Segundo Giulio Argan, alguns artistas admitiam que era preciso

reexaminar a história, mas fazendo desse conhecimento uma nova

investigação com as técnicas atuais: “A técnica pictórica é, portanto, uma

técnica de conhecimento que não pode ser excluída do sistema cultural do

mundo moderno eminentemente científico.” (ARGAN, 2010, p. 76). Esse

sentimento está se constituindo e transformando essa relação entre arte e

ciência, e Argan continua:

Não sustentam que, numa época científica, a arte deva fingir

ser científica; indagam-se sobre o caráter e a função

possíveis da arte numa época científica, e como deve se

tranformar para ser uma técnica mais rigorosa, como a

técnica industrial, que depende da ciência. (ARGAN, 2010, p.

76)

Muitos artistas se mostravam profundamente incomodados com essas

afirmações, defendendo que na arte o mais importante era a interpretação

que davam em relação aos fenômenos da natureza e não uma determinação

científica.

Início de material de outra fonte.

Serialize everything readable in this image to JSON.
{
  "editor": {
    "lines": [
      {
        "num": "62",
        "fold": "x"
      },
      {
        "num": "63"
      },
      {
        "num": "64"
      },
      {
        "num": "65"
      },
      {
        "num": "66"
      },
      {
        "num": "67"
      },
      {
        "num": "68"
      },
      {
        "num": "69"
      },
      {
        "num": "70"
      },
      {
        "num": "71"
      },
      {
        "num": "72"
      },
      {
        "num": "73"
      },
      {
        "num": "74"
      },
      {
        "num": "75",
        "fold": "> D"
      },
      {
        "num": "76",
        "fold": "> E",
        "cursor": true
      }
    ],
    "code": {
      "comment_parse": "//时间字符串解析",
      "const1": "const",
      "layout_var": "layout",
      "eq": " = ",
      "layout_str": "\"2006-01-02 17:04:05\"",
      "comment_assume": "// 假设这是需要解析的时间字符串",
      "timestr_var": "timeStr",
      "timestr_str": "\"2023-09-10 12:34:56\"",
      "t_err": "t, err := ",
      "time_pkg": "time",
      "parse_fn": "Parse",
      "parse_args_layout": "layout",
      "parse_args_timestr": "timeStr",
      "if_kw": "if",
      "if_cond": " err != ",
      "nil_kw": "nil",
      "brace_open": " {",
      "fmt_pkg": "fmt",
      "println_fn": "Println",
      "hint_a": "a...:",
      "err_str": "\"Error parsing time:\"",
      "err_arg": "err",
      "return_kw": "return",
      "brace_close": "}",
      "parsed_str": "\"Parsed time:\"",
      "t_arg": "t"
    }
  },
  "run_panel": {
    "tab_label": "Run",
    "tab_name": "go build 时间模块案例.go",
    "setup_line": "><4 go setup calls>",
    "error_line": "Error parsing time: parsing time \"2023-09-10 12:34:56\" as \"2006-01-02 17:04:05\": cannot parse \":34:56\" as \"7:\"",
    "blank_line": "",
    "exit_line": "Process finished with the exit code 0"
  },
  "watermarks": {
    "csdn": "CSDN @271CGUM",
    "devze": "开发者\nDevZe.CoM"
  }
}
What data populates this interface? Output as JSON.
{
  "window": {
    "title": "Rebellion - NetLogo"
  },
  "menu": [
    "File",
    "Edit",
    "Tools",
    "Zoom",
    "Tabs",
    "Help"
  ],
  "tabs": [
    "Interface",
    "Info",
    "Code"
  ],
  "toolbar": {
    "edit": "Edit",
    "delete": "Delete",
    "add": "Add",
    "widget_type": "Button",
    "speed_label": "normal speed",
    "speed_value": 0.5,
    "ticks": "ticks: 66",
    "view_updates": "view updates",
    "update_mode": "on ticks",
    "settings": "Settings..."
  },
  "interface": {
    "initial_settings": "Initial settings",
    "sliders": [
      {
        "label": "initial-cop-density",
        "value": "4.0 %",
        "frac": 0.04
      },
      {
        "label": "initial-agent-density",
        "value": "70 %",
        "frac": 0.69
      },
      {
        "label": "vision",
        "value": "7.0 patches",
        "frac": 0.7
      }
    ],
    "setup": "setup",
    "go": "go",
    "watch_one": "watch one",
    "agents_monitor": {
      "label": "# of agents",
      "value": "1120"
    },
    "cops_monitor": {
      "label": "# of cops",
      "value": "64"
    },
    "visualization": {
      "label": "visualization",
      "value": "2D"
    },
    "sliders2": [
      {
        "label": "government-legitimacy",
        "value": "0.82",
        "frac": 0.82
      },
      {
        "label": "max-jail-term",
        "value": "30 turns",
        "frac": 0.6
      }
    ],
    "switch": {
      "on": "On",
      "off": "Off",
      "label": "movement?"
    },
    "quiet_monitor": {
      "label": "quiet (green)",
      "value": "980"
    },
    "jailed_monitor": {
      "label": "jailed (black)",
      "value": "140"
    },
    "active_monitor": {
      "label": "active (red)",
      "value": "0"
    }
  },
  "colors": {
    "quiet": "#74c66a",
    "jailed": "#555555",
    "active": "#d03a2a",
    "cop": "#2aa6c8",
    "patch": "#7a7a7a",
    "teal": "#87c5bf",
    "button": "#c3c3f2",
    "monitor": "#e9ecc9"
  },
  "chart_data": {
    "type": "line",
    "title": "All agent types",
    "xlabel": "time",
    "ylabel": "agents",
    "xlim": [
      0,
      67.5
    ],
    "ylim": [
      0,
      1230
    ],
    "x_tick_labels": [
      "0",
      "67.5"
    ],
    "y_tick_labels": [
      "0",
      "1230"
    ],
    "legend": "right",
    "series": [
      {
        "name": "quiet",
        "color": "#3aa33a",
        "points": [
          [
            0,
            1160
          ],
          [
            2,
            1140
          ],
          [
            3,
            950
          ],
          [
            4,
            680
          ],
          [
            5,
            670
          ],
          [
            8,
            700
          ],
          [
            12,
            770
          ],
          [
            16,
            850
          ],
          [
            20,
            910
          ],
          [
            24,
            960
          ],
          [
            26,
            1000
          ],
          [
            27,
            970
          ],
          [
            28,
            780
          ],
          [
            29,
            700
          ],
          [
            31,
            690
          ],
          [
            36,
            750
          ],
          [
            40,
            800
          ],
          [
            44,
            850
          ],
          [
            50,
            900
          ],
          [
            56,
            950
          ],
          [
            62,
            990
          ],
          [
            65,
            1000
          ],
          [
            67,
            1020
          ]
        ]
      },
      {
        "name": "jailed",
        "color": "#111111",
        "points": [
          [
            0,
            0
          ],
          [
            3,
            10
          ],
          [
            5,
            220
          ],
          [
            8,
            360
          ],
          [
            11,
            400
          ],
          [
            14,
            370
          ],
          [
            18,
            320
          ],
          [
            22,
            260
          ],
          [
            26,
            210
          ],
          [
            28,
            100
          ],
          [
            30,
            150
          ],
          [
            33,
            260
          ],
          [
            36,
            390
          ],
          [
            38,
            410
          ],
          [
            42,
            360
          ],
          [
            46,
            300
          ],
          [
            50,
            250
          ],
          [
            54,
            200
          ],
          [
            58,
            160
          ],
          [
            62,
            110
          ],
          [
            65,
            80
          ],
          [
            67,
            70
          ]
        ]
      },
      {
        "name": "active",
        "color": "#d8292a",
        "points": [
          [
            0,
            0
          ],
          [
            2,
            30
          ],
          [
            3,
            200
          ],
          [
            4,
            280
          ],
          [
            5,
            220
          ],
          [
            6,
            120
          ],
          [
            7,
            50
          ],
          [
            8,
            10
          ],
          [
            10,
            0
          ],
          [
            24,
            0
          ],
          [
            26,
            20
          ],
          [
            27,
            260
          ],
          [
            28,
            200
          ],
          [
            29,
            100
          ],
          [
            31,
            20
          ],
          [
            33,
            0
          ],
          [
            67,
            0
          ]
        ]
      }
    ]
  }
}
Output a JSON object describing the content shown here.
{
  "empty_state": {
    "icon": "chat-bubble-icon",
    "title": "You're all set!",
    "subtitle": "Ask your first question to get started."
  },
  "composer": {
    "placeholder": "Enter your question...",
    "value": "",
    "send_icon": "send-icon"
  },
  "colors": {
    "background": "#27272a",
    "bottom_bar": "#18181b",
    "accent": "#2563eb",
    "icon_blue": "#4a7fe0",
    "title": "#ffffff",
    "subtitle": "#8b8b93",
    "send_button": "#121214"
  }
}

Auguste Rodin defendeu veementemente a interpretação dos

artistas: “É o artista que diz a verdade e a fotografia que mente, pois, na

realidade, o tempo não para” (FABRIS, 2011, p. 79). E defende efetivamente

Gericault:

  36  

Ora, creio que é Gericault quem tem razão, e não a

fotografia. Pois os cavalos pintados parecem correr. Isto se

dá porque o espectador, ao olhar de trás para frente, vê,

primeiramente, as pernas traseiras fazerem o esforço para o

salto. Depois, vê o corpo esticar-se e as pernas dianteiras

buscarem o chão ao longe. (FABRIS, 2011, p. 79)

A ciência que desde o Renascimento vem alimentando o fazer artístico

sem perder seu poder de subjetivação encontra agora um questionamento

que instala uma discussão que pretende defender a criação artísitica das

determinações científicas. Mesmo num ambiente cultural que privivilegia a

ciência, deve-se colocar com clareza o que pertence ao ato criativo e que não

pode ser comparado com os resultados produzidos por ela, neste caso as

fotografias usadas como ferramenta para congelar o movimento. Mesmo que

a arte se aproprie das concepções científicas para engendrar seus conceitos,

ela deve manter sua autonomia interpretativa sobre os fenômenos que ela

exprime.

Essas imagens desses instantâneos poderiam ser consideradas como

uma falsidade porque eram impossíveis de serem vistas pelo olhar. A arte

deveria então limitar-se ao que o olho consegue ver sem extrapolar seu

universo já conhecido. Lógico que essa é uma discussão momentânea que

serve apenas para defender alguns artistas que estavam sendo

questionados. Até alguns fotógrafos artistas também criticaram essas

imagens como o da Fotografia Naturalista: Peter Henry Emerson, que, em

1889, insistia que o fotógrafo artístico deveria limitar-se a representar o que

vê:

A impressão das exposições rápidas deveria ser captada

pelo olho, porque não há nada menos artístico que certas

posturas do cavalo ao galope, posturas que nunca são

captadas pelo olho, por mais que realmente existam, e que

tenham sido registrada fotograficamente pelo senhor

Muybridge. (SHARF, 1994, p. 236)

A aceitação ou não do uso da fotografia na arte, vai gerar muitas

discussões para entender efetivamente como ela seria usada pelos artistas.

  37  

Os impressionistas a utilizam com mais naturalidade e segundo Argan:

A fotografia torna visíveis inúmeras coisas que o olho

humano, mais lento e menos preciso, não consegue captar;

passando a fazer parte do visível, todas essas coisas (o

movimento das pernas de uma dançarina ou um cavalo a

galope), como também os universos do infinitamente

pequeno e do infinitamente grande, revelados pelo

microscópio e pelo telescópio, passam a fazer parte da

experiência visual e, portanto, da “competência” do pintor.

(ARGAN, 2010, p. 81)

Outras importantes pesquisas relacionadas com o congelamento da

imagem começam a surgir e a mais importante refere-se às experiências do

fisiologista francês Étienne-Jules Marey, que lecionava história natural dos

corpos organizados no Collége de France e que já havia iniciado suas

pesquisas antes mesmo que Muybridge, só que estava interessado em

pesquisar a dimensão espaço-temporal do movimento. (FABRIS, 2011, p. 81)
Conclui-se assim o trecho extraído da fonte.